Le Matin : Vous venez de recevoir le prix euro-méditerranéen de journalisme de la Fondation Anna Lindh à Londres, un prix pour lequel vous étiez nominée face à un journaliste de la chaîne Arte et un autre de France 2. Que représente cette victoire à vos yeux ?
Leïla Ghandi : C’est une super récompense, une très belle reconnaissance, je suis très émue. C’était déjà un honneur d’être nominée face à ces deux candidats de deux grandes chaines TV que j’admire que sont France 2 et Arte et je ne m’attendais pas à gagner. Je suis également très touchée par la vague de soutien que j’ai reçu sur les réseaux sociaux à l’annonce de ma nomination et de ma victoire. Je trouve formidable que les Marocains s’approprient ce trophée. D’ailleurs, c’est à eux que je le dédie.

Vous êtes une femme, vous faites le tour du monde, vous le faites seule. Pour de nombreuses Marocaines, vous symbolisez la femme indépendante, libre et assumée. Comment êtes-vous parvenue à vous imposer en tant que telle dans une société encore très marquée par le machisme ?
Des coups, j’en ai pris. On m’a souvent dit : «reste à ta place, contente-toi de faire ton travail et ne donne pas ton avis», mais cela ne m’a pas freiné. Je pense que c’est mon devoir d’inspirer. C’est important de le faire, car notre société est en pleine mutation et les gens ont besoin d’exemples. Je ne suis pas une femme politique, mais j’ai la chance d’avoir une grande visibilité, c’est ma responsabilité d’en faire quelque chose. À mon échelle, je veux encourager les femmes marocaines et leur dire qu’il est possible de devenir qui on veut, qu’il faut avoir le courage de nos opinions et ne pas avoir peur.

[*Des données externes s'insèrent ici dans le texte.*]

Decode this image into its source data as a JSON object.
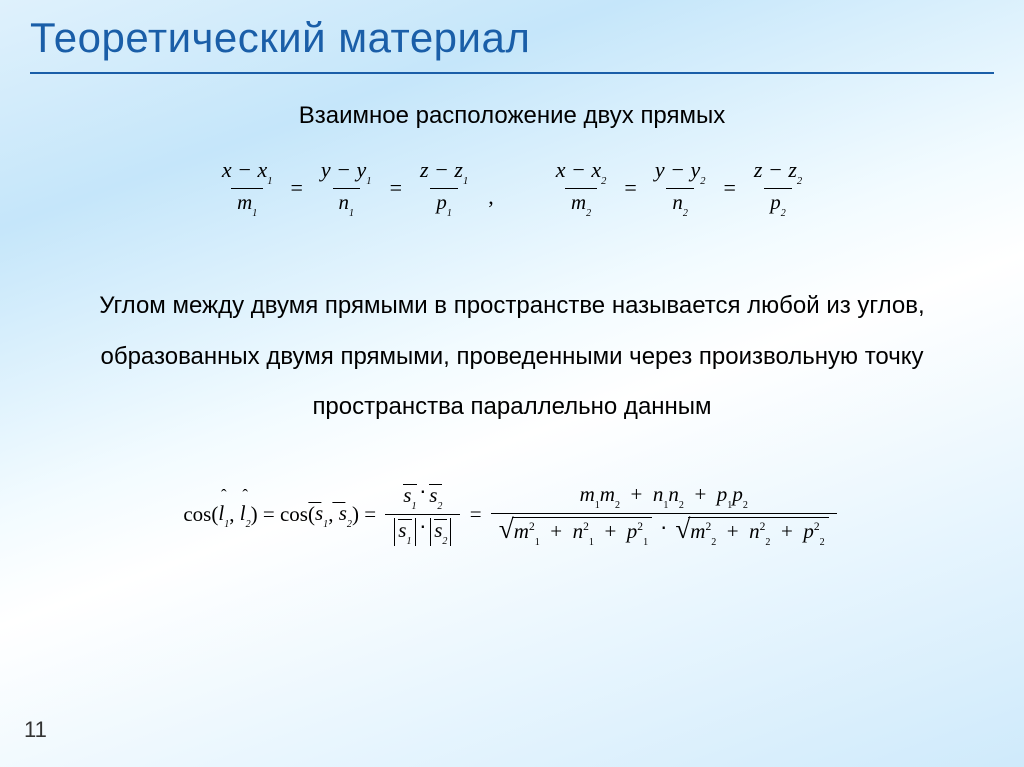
{
  "slide": {
    "title": "Теоретический материал",
    "title_color": "#1a5ea8",
    "title_fontsize": 42,
    "rule_color": "#1a5ea8",
    "subtitle": "Взаимное расположение двух прямых",
    "subtitle_fontsize": 24,
    "body": "Углом между двумя прямыми в пространстве называется любой из углов, образованных двумя прямыми, проведенными через произвольную точку пространства параллельно данным",
    "body_fontsize": 24,
    "page_number": "11",
    "background_gradient": [
      "#dff1fc",
      "#c5e6fa",
      "#f2fbff",
      "#ffffff",
      "#e9f6fe",
      "#cfeafb"
    ]
  },
  "line_equations": {
    "line1": {
      "terms": [
        {
          "num": "x − x",
          "num_sub": "1",
          "den": "m",
          "den_sub": "1"
        },
        {
          "num": "y − y",
          "num_sub": "1",
          "den": "n",
          "den_sub": "1"
        },
        {
          "num": "z − z",
          "num_sub": "1",
          "den": "p",
          "den_sub": "1"
        }
      ]
    },
    "line2": {
      "terms": [
        {
          "num": "x − x",
          "num_sub": "2",
          "den": "m",
          "den_sub": "2"
        },
        {
          "num": "y − y",
          "num_sub": "2",
          "den": "n",
          "den_sub": "2"
        },
        {
          "num": "z − z",
          "num_sub": "2",
          "den": "p",
          "den_sub": "2"
        }
      ]
    },
    "separator": ",",
    "relation": "="
  },
  "cos_formula": {
    "lhs_cos": "cos",
    "l1": "l",
    "l1_sub": "1",
    "l2": "l",
    "l2_sub": "2",
    "s1": "s",
    "s1_sub": "1",
    "s2": "s",
    "s2_sub": "2",
    "mid_frac": {
      "num": {
        "a": "s",
        "a_sub": "1",
        "b": "s",
        "b_sub": "2"
      },
      "den": {
        "a": "s",
        "a_sub": "1",
        "b": "s",
        "b_sub": "2"
      }
    },
    "rhs_frac": {
      "num_terms": [
        {
          "a": "m",
          "a_sub": "1",
          "b": "m",
          "b_sub": "2"
        },
        {
          "a": "n",
          "a_sub": "1",
          "b": "n",
          "b_sub": "2"
        },
        {
          "a": "p",
          "a_sub": "1",
          "b": "p",
          "b_sub": "2"
        }
      ],
      "den_sqrt1": [
        {
          "v": "m",
          "sub": "1"
        },
        {
          "v": "n",
          "sub": "1"
        },
        {
          "v": "p",
          "sub": "1"
        }
      ],
      "den_sqrt2": [
        {
          "v": "m",
          "sub": "2"
        },
        {
          "v": "n",
          "sub": "2"
        },
        {
          "v": "p",
          "sub": "2"
        }
      ],
      "exp": "2"
    },
    "plus": "+",
    "eq": "=",
    "dot": "⋅"
  }
}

Vous qui parcourez le monde seule depuis l’âge de 15 ans, quel regard portez-vous sur l'univers ? Qu’est-ce que vous voyez que nous ne voyons pas ?
Tous ces voyages m’ont forgé un certain regard et m’ont ouvert l’esprit. Ils m’ont permis d’apprendre à relativiser, à comprendre les autres cultures et les autres religions. C’est aussi ce que j’essaie de transmettre à travers mon travail, il est important de ne pas nous enfermer dans nos convictions à nous. Mais cette vision des choses, je l’ai acquise également grâce à mes études et à mon parcours. J’ai eu la chance de rencontrer de grands hommes politiques et de grands artistes lors de mon cursus académique à Science Po Paris. Je suis aussi très engagée dans la société civile marocaine, j’interviens dans les universités marocaines, je participe à des conférences, tout cela est très formateur et c’est cet ensemble qui a forgé mon regard.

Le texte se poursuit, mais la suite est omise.